The sides and front of the airlock are made of an ultra-flexible but extremely strong plastic. Its top and bottom now need to be sealed with a quick-hardening solution shot from a hand-held applicator. Caldwell has to hold it in the crook of her left elbow, using the thumb of her right hand to depress the trigger.
The result is a mess, but she verifies that the seal is perfect by pumping the air out of the airlock and watching the pressure gauge drop smoothly to zero.
Very good.
She pumps fresh air in, bringing the airlock to normal pressure. She takes manual control of the doors and routes it to her own computer in the lab. She leaves both doors closed, but only the inner door locked.
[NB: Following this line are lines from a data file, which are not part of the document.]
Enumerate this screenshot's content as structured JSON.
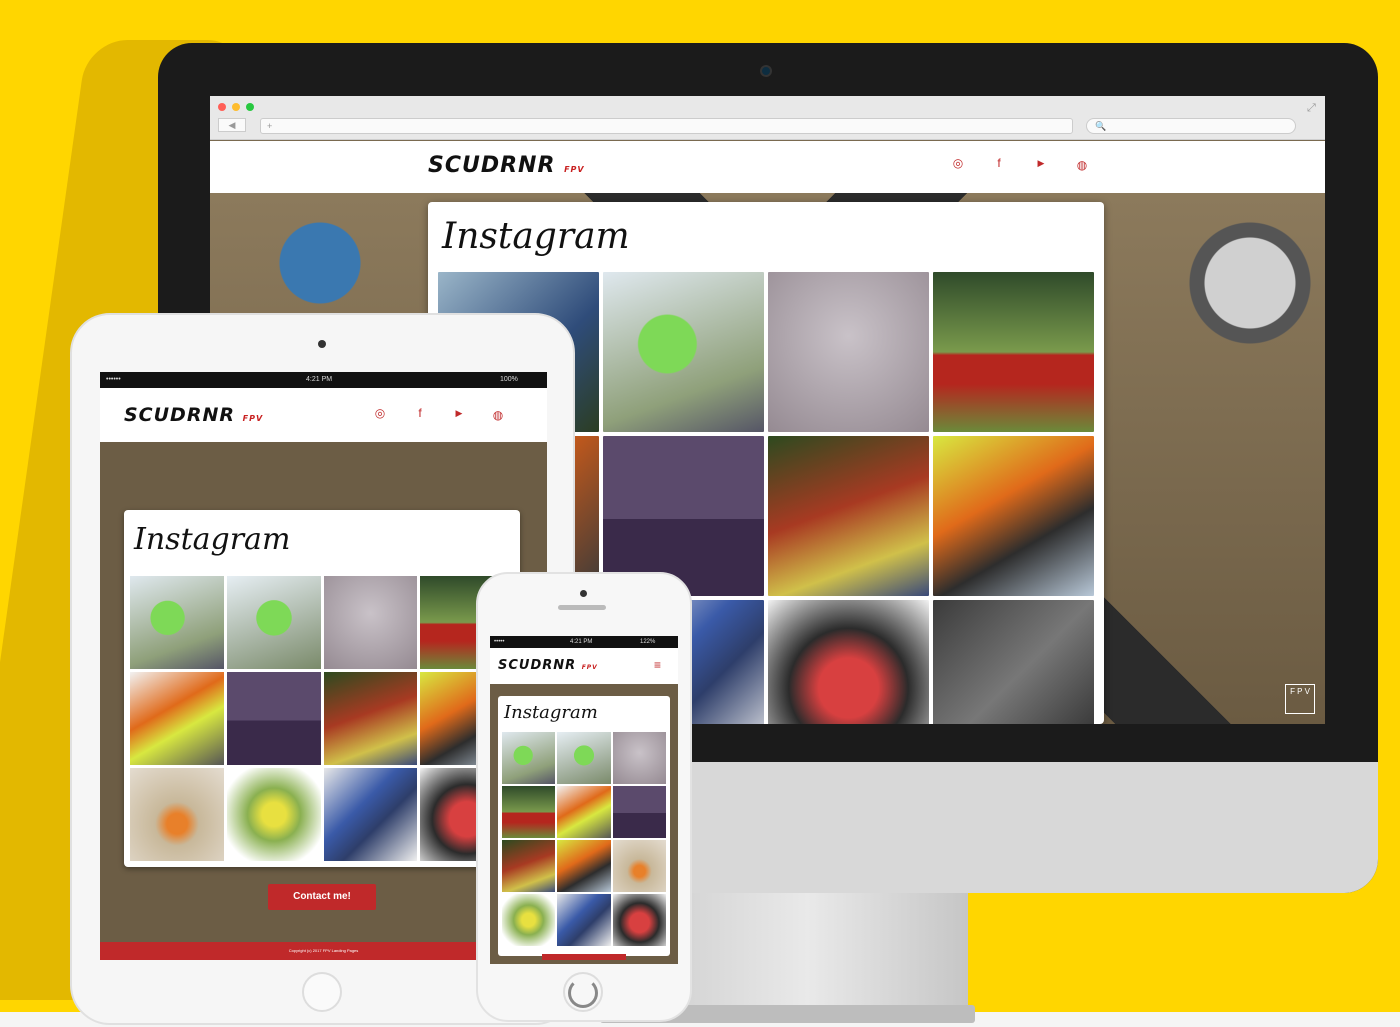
{
  "brand": {
    "logo": "SCUDRNR",
    "logo_sub": "FPV",
    "accent": "#c0292a"
  },
  "desktop": {
    "browser": {
      "back": "◀",
      "forward": "▶",
      "url_icon": "+",
      "search_icon": "🔍",
      "expand_icon": "⤢"
    },
    "social": [
      {
        "icon": "instagram-icon",
        "glyph": "◎"
      },
      {
        "icon": "facebook-icon",
        "glyph": "f"
      },
      {
        "icon": "youtube-icon",
        "glyph": "▶"
      },
      {
        "icon": "dribbble-icon",
        "glyph": "◍"
      }
    ],
    "section_title": "Instagram",
    "watermark": "F P V",
    "photos": [
      "drone-prop-sky",
      "green-prop-street",
      "sky-fisheye",
      "red-drone-park",
      "green-prop-frame",
      "rf-betafl-sticker",
      "drone-picnic-table",
      "orange-camera-mount",
      "yellow-props-sky",
      "blue-frame-white",
      "red-board-frame",
      "carbon-frame-arms"
    ]
  },
  "tablet": {
    "status": {
      "left": "•••••• ",
      "time": "4:21 PM",
      "right": "100%"
    },
    "section_title": "Instagram",
    "contact_button": "Contact me!",
    "footer": "Copyright (c) 2017 FPV Landing Pages"
  },
  "phone": {
    "status": {
      "left": "•••••",
      "time": "4:21 PM",
      "right": "122%"
    },
    "section_title": "Instagram",
    "menu_icon": "≡"
  }
}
Then she manhandles a cylinder of compressed phosgene gas into the airlock’s reserve chamber. She had already noted the cylinder’s presence during her initial search of the lab’s contents, and assumed that it was there to assist in the synthesis of organic polymers. But it has other uses, of course, including the rapid and effective suffocation of large lab animals without widespread tissue damage.
Now she waits. And while she waits, she examines her own feelings about what she’s about to do. She’s reluctant to dwell on the effects of the gas on her human companions. Phosgene is more humane than its close relative, chlorine, but that’s not saying very much. Caldwell is hoping that Melanie will enter the airlock first, and that it will be possible to lock the outer door before anyone else follows her in.
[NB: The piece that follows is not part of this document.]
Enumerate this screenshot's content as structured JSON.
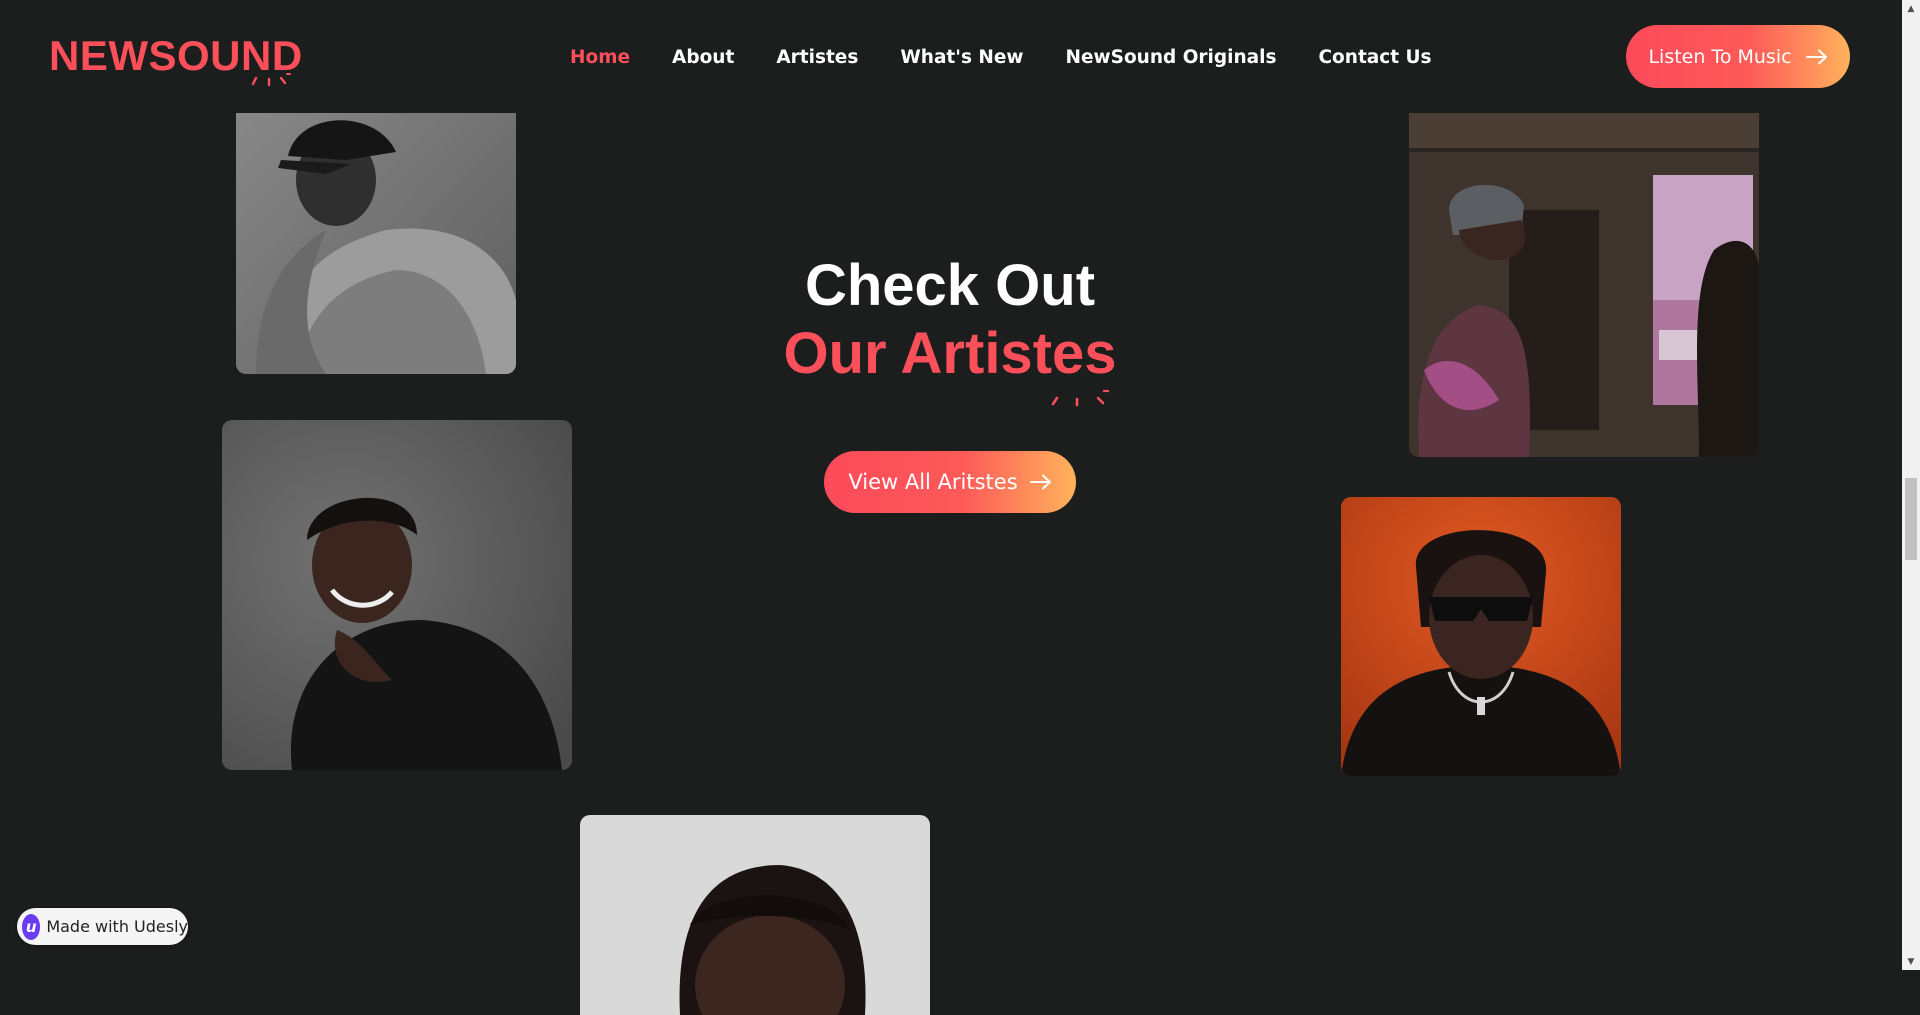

She’s aware, though, that this is unlikely. It’s far more probable that Helen Justineau will either enter alongside Melanie or else precede her into the vehicle. This prospect doesn’t trouble Caldwell too much. There’s even a certain rightness to it. Justineau’s many interventions have contributed very substantially to the present absurd situation–in which Caldwell has to plot to recover control of her own specimen.
But she hopes, at least, that it won’t be necessary to kill Parks or Gallagher. The two soldiers will probably bring up the rear, covering Justineau and Melanie until they’re inside Rosie. By which time, the door can be locked against them.